Toyota toughens anti-harassment stance for Japan workers after suicide

More than three years after the work-related suicide of one of its employees, Toyota Motor Corp. says it’s strengthened its harassment prevention measures and reached a settlement with the deceased worker’s family.

In 2017, a 28-year-old Toyota employee committed suicide after being harassed by his boss. A regional labor bureau later determined that the death was work-related. Toyota President Akio Toyoda met with the deceased employee’s family to apologize, the Asahi newspaper reported.

There were more than 2,000 compensation claims filed for work-related injuries and deaths involving mental health issues in Japan in 2019. That was double the number filed a decade earlier, according to the Japan Occupational Safety and Health Resource Center. The nation has stepped up efforts in recent years to crack down on companies that continue to demand long work hours and put undue pressure on employees. The chief of advertising agency Dentsu Group Inc. resigned in 2016 over the death of an overworked employee.

Toyota reached a settlement with the worker’s family earlier this year, a spokeswoman for the company said Monday. The family endorsed the company’s efforts to prevent future instances of workplace harassment, according to the Asahi.

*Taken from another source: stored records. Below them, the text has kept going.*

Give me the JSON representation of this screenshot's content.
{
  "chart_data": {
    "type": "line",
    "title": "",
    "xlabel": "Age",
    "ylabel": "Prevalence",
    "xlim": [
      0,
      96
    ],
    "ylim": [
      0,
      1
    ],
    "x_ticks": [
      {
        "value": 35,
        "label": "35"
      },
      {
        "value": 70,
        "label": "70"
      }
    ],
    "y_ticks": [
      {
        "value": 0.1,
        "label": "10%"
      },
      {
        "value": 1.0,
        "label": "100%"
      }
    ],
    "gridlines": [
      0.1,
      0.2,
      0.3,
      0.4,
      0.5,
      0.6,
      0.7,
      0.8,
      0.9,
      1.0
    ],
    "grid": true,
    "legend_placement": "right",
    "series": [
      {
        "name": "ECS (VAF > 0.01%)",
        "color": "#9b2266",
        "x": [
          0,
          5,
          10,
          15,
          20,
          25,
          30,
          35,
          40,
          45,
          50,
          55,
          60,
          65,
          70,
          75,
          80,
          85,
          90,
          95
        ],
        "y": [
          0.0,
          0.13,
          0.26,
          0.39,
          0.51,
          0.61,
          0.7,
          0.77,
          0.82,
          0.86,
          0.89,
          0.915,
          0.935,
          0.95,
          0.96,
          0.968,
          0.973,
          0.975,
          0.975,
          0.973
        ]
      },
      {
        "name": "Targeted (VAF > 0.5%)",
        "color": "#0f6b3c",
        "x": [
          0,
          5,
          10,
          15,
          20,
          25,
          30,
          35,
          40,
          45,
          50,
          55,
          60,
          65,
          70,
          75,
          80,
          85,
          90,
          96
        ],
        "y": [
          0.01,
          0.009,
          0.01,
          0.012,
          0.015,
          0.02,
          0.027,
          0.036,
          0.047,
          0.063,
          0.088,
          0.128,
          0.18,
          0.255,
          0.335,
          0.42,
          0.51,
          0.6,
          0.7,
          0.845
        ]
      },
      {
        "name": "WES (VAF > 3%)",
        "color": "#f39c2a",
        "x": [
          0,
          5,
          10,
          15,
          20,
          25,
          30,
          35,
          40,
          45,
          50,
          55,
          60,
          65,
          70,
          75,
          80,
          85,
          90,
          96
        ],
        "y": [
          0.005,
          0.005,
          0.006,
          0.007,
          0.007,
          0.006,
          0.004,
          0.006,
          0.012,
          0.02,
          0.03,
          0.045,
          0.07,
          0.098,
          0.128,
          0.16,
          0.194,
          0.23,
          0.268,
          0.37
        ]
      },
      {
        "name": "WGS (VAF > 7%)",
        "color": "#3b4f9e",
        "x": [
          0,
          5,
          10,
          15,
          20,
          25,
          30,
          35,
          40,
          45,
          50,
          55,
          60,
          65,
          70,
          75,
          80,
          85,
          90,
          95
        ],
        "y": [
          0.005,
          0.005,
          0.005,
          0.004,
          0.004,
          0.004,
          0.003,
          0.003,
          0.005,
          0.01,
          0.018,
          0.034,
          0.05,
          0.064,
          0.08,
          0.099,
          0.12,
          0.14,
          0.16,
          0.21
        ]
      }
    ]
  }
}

In the years since the employee’s death, Toyota has worked to eradicate “power harassment,” a form of workplace harassment in which someone in a position of greater power uses that power to bully or harass a lower-ranking person, the company said in a statement Monday.

Toyota has revised its work regulations to more clearly identify power harassment and related disciplinary measures, enhanced communication with employees via questionnaires and consultation centers, and worked to make psychiatrists available for employees dealing with mental-health issues, according to the company.

“We take seriously the fact that the precious life of one of our employees was lost and have been considering and implementing measures to prevent such painful occurrences from happening again,” Toyota said in the statement. “We will continue our efforts to build an open workplace culture in which employees can work with peace of mind.”